E como desenvolver essas metas?

A resposta, que já é bem conhecida, encontra-se na adesão incondicional à Palavra de Deus, na celebração frequente da Eucaristia, no constante recurso ao Sacramento da Penitência e na comunhão afetiva e efetiva com os Pastores da Igreja, em comunhão com a Sede de Pedro.

Em outras palavras, as Comunidades Eclesiais de Base, dentro de um intenso e fervilhante empenho apostólico serão motivo de grande esperança - como muitas certamente já o vêm sendo! - para a Igreja, na medida em que vivam verdadeiramente em união com a Igreja local e com a Igreja Universal. Esta união se concretiza também no respeito pelas diretrizes emanadas pelos Pastores, na observância fiel das normas litúrgicas, que não são limitação de espontaneidade, mas expressão da comunhão eclesial. Mais ainda, as Comunidades “serão fiéis à sua missão na medida em que procrem educar seus membros na integridade da fé cristã, mediante a escuta da Palavra de Deus, a fidelidade aos ensinamentos do Magistério, à ordem jurídica da Igreja e à vida sacramental”.

A Igreja não desconhece os inquietantes problemas que afligem a sociedade contemporânea, debatida por inúmeras pressões de caráter social, econômico e político. Mas a sua missão continuará sempre como a obra de Jesus Cristo: levar os homens ao seu destino sobrenatural e eterno. A justa e devida preocupação da Igreja pelos problemas sociais deriva da missão espiritual e se mantém nos limites dessa missão.

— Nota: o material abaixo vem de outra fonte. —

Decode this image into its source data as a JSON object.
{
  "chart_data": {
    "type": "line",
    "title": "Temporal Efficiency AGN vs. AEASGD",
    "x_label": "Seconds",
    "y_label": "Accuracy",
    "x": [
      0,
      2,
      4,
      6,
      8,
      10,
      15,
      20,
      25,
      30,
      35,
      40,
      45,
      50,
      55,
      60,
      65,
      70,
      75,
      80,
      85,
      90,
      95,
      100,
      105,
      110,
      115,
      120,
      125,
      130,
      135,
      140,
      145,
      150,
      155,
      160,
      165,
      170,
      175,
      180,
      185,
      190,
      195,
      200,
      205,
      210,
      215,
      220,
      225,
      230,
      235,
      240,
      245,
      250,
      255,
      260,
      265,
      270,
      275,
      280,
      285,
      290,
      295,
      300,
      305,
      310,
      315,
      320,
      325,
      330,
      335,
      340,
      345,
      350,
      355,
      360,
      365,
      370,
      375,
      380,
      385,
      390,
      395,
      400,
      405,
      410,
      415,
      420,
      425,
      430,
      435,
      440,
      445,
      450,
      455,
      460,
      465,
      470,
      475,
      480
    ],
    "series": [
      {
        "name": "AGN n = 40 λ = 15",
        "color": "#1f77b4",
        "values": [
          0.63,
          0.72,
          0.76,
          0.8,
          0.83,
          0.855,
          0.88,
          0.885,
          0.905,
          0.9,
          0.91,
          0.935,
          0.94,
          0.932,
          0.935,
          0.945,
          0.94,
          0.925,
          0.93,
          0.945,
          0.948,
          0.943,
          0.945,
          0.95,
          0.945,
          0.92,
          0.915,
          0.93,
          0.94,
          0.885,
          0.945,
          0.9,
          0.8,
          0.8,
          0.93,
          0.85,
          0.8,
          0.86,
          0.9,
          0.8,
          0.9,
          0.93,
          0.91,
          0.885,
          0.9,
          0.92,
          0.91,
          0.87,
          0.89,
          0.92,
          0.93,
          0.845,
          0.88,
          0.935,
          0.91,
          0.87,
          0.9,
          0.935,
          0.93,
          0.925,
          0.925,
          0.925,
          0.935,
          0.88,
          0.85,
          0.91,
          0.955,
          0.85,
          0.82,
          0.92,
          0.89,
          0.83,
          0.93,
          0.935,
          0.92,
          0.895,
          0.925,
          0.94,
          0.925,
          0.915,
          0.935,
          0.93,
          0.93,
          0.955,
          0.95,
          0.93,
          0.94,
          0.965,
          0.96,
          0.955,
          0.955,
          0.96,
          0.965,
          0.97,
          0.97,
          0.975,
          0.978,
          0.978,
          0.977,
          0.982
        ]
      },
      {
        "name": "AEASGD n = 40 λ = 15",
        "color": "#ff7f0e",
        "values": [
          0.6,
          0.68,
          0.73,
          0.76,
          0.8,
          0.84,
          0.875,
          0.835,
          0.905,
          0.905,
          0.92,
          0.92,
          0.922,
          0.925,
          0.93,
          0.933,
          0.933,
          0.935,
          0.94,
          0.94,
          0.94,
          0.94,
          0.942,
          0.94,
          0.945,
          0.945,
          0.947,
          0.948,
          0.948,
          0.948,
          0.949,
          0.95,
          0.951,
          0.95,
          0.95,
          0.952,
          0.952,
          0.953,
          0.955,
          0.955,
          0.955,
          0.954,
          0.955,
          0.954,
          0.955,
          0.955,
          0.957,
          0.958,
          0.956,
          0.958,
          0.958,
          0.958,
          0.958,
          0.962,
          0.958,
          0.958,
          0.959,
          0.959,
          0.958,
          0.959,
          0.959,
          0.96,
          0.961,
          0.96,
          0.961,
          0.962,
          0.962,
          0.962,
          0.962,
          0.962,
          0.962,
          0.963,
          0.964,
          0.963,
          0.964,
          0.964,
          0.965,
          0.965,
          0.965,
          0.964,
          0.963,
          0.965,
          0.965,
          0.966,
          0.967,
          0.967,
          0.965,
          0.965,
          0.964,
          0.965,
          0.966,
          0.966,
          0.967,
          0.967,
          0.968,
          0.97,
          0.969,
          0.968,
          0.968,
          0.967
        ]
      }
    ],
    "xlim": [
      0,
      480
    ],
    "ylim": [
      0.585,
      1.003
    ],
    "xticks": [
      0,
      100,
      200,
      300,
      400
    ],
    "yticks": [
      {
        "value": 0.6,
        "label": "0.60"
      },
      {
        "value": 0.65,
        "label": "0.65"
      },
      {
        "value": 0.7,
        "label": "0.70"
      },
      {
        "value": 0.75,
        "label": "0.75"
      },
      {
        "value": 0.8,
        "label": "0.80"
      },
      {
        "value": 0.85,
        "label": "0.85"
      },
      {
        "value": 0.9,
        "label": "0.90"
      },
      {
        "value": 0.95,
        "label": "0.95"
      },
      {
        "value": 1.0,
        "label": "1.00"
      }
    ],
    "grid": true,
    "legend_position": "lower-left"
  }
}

5. Desejando concluir estes pensamentos, invoco ao Deus Todo-Poderoso, que envie o Espírito Santo consolador e ilumine nossas mentes e nossos corações, a fim de que todos, fiéis e Pastores, prossigam na caminhada em vista da edificação do Reino de Deus, Reino de verdade, de santidade, de justiça, de paz e de fraternidade.

Elevemos também, Irmãos caríssimos, nossas preces ao Coração Imaculado da Virgem Maria, para que interceda por todos os membros das suas comunidades, ansiosas por encontrar um apoio sempre pronto de seus pastores, e peçamos por todos aqueles, entre os mais necessitados: os que padecem todo o tipo de sofrimento físico ou moral; pelos jovens e anciãos; pelos sacerdotes, seus fiéis colaboradores, assim como por todas as religiosas e religiosos que contribuem eficazmente, através da consagração de suas vidas, na edificação moral e espiritual do seu Povo. Por todos invoco ao Altíssimo, que se digne enviar abundantes graças de estímulo e de conforto, e como sinal de paternal estima, de bom grado concedo a minha mais ampla Bênção Apostólica.